5 Responses to Carnival of souls

  1. Jesse M. says:

    How much of your bad reaction to The Host was based on that one scene where their mourning for the kid got a little slapsticky? It seemed to take up a disproportionate amount of space in your review…if that scene hadn’t been in there do you think the other issues you had (plot holes etc.) would have been more easily passed over?

    To me that scene didn’t register as callous or simply mocking the character’s grief, I think the audience was still supposed to feel sympathy for them even while seeing something humorous about their reactions…lots of movies depicting characters grieving about a death do something similar. But YMMV of course.

  2. Well, I mean, the review says it all. Yes, that was a big part of it but no, it wasn’t all of it. Yes, I’m usually able to overlook plot holes when I feel a film has other things to offer, but no, I didn’t think this one did. No I’ve never seen a movie turn the death of a kid into a slapstick yukfest like this one did. Finally, that monster is still really lame-looking. 🙂

  3. Jon Hastings says:

    I know I’ve said this before, but the sudden tonal shifts in The Host are more characteristic of Korean movies in general than they are specific to Bong Joon-ho’s work (although his Memories of Murder also whiplashes between serious and sitcom).

  4. Tom Spurgeon says:

    Didn’t Heather and Twin Peaks have comedic funeral scenes following the death of a young person?

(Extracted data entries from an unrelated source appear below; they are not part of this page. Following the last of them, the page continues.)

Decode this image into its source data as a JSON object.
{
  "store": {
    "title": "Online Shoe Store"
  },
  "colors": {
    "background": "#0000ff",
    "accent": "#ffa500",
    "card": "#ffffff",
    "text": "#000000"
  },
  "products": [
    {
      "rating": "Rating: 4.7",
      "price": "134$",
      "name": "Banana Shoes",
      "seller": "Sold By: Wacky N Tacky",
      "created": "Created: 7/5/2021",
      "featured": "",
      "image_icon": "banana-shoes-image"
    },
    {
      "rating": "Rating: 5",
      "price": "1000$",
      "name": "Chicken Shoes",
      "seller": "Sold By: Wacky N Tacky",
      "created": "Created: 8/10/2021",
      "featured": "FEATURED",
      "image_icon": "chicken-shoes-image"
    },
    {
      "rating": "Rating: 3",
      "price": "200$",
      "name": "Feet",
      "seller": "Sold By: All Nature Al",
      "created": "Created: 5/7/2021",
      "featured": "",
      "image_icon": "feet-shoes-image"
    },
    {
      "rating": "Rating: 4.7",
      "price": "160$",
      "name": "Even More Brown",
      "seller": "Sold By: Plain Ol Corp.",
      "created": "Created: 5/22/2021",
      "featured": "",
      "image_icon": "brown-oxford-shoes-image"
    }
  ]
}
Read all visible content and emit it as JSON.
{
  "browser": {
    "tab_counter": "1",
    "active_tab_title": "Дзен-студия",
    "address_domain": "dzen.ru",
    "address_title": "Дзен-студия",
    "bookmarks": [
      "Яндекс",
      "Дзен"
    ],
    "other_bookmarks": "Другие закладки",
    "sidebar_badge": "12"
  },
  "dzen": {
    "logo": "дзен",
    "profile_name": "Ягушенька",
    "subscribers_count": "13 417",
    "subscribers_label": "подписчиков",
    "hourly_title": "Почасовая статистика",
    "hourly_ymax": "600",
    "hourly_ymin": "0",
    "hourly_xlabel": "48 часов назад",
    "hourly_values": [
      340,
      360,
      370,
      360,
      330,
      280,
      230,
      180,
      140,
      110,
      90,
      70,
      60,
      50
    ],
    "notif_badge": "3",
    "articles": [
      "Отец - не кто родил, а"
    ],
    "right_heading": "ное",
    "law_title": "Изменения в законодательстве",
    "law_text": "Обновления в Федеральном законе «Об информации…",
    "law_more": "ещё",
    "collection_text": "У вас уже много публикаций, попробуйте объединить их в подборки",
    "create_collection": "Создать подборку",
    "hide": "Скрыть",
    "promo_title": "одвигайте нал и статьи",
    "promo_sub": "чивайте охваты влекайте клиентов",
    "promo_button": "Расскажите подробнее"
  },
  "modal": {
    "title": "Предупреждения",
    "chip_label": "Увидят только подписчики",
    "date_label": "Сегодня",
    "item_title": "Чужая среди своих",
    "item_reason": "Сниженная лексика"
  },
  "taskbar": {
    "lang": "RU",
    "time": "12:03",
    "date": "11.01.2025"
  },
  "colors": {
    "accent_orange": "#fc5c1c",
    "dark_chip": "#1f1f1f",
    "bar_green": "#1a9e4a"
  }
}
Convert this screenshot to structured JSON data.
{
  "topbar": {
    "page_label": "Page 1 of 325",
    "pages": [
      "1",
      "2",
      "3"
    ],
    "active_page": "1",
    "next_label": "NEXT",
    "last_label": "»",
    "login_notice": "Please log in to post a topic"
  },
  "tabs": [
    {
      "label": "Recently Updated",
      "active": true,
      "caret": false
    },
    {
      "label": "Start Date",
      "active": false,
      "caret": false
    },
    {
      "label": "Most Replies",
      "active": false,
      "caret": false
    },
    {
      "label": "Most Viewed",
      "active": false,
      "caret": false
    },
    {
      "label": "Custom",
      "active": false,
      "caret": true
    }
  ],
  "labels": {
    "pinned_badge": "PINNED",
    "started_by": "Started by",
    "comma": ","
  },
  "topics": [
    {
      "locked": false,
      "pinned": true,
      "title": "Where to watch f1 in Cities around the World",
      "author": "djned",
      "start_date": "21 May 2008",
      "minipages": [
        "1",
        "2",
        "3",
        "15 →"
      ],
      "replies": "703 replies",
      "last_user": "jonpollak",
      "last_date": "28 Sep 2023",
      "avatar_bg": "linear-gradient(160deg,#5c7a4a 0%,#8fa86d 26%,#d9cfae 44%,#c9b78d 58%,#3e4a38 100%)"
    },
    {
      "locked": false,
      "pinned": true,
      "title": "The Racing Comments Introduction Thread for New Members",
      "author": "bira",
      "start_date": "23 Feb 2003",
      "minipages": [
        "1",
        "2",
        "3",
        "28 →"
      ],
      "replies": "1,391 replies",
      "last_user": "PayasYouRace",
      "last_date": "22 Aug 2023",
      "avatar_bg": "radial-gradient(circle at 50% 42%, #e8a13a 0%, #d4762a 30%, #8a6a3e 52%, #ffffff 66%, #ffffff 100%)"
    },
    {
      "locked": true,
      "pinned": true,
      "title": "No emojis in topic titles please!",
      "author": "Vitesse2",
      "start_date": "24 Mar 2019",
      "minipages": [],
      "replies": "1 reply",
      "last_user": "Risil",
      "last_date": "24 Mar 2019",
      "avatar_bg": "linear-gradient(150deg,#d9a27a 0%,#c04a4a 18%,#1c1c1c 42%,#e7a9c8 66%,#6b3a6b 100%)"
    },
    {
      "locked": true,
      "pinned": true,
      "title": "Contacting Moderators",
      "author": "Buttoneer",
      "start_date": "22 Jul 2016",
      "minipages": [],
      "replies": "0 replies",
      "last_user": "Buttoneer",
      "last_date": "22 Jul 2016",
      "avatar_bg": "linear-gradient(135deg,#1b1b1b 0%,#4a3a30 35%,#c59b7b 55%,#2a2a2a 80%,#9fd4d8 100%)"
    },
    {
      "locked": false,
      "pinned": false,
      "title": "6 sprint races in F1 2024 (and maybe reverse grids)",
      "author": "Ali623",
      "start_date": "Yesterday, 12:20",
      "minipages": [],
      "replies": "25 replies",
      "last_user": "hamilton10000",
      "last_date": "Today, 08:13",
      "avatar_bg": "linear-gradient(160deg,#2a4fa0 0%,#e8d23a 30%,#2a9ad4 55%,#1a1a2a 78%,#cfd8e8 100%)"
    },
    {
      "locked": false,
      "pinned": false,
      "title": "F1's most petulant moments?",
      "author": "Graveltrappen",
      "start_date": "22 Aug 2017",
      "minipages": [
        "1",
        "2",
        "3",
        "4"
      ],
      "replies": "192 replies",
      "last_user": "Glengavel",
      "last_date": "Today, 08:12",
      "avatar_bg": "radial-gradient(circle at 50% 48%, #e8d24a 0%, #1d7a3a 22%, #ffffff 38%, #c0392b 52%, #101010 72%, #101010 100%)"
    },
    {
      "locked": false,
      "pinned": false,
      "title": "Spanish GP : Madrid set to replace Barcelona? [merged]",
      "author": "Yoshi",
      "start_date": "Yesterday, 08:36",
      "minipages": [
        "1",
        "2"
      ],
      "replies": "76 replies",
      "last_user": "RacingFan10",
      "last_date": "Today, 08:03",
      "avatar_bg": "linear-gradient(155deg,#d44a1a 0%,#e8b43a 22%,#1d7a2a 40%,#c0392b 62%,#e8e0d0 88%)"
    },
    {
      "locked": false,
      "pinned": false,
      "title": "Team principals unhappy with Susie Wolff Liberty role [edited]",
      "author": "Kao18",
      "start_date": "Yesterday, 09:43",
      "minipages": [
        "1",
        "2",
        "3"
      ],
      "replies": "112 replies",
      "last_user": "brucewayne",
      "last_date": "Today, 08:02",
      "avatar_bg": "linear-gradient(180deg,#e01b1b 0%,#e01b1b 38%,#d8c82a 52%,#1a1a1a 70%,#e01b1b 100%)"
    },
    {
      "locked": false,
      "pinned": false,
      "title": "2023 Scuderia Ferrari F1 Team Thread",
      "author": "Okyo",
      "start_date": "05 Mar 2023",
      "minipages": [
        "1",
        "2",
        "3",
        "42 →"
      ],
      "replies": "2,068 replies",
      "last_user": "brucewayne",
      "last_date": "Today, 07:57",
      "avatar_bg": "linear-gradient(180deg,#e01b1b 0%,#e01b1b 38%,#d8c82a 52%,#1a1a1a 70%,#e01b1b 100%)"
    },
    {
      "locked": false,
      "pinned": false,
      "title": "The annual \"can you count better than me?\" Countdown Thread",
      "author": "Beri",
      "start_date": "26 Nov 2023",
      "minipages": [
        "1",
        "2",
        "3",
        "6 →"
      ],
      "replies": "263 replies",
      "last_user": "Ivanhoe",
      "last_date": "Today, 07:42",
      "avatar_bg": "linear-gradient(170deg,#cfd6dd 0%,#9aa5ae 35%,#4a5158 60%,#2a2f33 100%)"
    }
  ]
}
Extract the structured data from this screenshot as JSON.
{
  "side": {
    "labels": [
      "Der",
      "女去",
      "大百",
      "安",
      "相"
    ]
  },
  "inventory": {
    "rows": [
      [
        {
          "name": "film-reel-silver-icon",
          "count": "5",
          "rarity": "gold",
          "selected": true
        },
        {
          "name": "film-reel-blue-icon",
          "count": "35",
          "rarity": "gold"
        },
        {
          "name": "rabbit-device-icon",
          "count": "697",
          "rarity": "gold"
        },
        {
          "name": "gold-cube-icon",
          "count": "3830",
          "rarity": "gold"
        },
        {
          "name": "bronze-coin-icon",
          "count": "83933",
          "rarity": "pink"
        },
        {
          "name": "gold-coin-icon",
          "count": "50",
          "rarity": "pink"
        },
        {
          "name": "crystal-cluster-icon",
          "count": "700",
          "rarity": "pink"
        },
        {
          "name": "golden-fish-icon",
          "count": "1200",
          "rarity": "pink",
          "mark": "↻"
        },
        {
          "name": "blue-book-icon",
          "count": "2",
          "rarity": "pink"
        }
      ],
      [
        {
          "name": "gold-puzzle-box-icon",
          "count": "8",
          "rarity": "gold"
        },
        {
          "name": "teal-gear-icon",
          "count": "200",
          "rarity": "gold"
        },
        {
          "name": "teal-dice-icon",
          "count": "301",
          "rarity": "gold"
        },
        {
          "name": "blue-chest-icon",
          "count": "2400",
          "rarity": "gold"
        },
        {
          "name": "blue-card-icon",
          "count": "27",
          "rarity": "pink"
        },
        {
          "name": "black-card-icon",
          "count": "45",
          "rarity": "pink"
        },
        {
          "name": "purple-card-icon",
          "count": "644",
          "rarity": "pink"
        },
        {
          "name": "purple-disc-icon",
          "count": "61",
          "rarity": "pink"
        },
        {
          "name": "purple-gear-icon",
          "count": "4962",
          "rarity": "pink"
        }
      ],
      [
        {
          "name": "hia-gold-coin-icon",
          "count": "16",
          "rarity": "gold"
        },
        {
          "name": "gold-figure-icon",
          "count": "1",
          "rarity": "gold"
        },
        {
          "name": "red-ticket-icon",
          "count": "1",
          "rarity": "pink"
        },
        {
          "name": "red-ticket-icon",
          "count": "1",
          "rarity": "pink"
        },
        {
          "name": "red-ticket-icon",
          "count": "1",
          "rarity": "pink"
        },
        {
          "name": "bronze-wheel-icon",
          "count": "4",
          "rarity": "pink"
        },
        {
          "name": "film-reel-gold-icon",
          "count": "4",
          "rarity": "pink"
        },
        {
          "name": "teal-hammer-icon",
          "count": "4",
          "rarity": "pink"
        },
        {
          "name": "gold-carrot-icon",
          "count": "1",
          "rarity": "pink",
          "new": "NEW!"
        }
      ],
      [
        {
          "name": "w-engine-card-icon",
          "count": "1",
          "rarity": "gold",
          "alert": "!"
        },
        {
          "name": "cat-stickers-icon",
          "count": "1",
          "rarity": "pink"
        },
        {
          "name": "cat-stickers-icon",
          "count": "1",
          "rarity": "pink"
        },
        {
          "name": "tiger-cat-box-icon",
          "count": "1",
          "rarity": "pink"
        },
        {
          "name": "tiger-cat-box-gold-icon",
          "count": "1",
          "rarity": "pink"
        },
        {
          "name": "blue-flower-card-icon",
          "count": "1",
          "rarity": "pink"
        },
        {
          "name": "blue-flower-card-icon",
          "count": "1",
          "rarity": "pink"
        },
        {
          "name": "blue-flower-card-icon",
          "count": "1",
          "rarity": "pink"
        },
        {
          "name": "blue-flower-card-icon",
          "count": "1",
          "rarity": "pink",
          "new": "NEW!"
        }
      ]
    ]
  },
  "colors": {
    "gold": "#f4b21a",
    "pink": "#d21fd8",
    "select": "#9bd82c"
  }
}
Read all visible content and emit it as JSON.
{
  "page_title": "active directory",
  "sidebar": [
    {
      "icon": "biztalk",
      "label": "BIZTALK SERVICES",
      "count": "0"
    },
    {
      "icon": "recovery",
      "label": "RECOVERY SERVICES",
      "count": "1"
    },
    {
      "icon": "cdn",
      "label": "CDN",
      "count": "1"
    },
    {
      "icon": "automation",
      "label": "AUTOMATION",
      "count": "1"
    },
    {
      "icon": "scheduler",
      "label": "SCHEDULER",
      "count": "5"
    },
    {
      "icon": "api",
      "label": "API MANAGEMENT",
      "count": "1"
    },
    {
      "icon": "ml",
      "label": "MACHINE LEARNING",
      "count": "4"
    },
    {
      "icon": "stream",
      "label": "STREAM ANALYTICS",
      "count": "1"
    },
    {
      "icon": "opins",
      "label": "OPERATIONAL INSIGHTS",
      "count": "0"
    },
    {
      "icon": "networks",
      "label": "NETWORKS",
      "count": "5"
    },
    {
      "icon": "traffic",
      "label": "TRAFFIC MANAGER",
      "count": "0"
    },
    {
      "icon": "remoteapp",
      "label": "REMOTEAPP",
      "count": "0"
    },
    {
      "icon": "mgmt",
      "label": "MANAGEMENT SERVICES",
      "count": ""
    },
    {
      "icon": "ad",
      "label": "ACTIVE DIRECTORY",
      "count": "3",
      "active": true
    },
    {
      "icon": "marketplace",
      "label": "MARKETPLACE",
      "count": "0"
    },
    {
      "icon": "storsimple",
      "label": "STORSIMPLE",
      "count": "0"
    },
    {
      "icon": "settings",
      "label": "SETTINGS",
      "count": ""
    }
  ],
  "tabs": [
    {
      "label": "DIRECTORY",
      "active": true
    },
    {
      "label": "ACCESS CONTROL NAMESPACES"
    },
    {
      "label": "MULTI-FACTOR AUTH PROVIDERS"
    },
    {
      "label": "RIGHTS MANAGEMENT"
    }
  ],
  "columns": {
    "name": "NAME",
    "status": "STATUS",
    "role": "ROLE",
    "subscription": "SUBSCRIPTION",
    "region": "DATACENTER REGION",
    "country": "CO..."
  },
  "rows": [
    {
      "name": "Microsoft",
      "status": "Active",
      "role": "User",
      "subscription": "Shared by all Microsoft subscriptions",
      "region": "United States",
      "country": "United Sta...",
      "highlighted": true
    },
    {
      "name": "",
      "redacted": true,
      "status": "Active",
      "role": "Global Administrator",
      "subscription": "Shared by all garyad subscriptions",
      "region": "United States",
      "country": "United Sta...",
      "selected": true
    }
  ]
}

  5. I haven’t seen Heathers so I couldn’t tell you. In Twin Peaks Leland threw himself on top of the coffin in the ground; having seen it recently, I can assure you that the effect was a million miles away from The Host’s yukfest–and moreover was right in line with the way Leland’s grief was always treading an uncomfortable line between Peaks-style parodic melodrama, genuine devastation, and outright mental illness. At any rate a foolish consistency is the hobgoblin of little minds.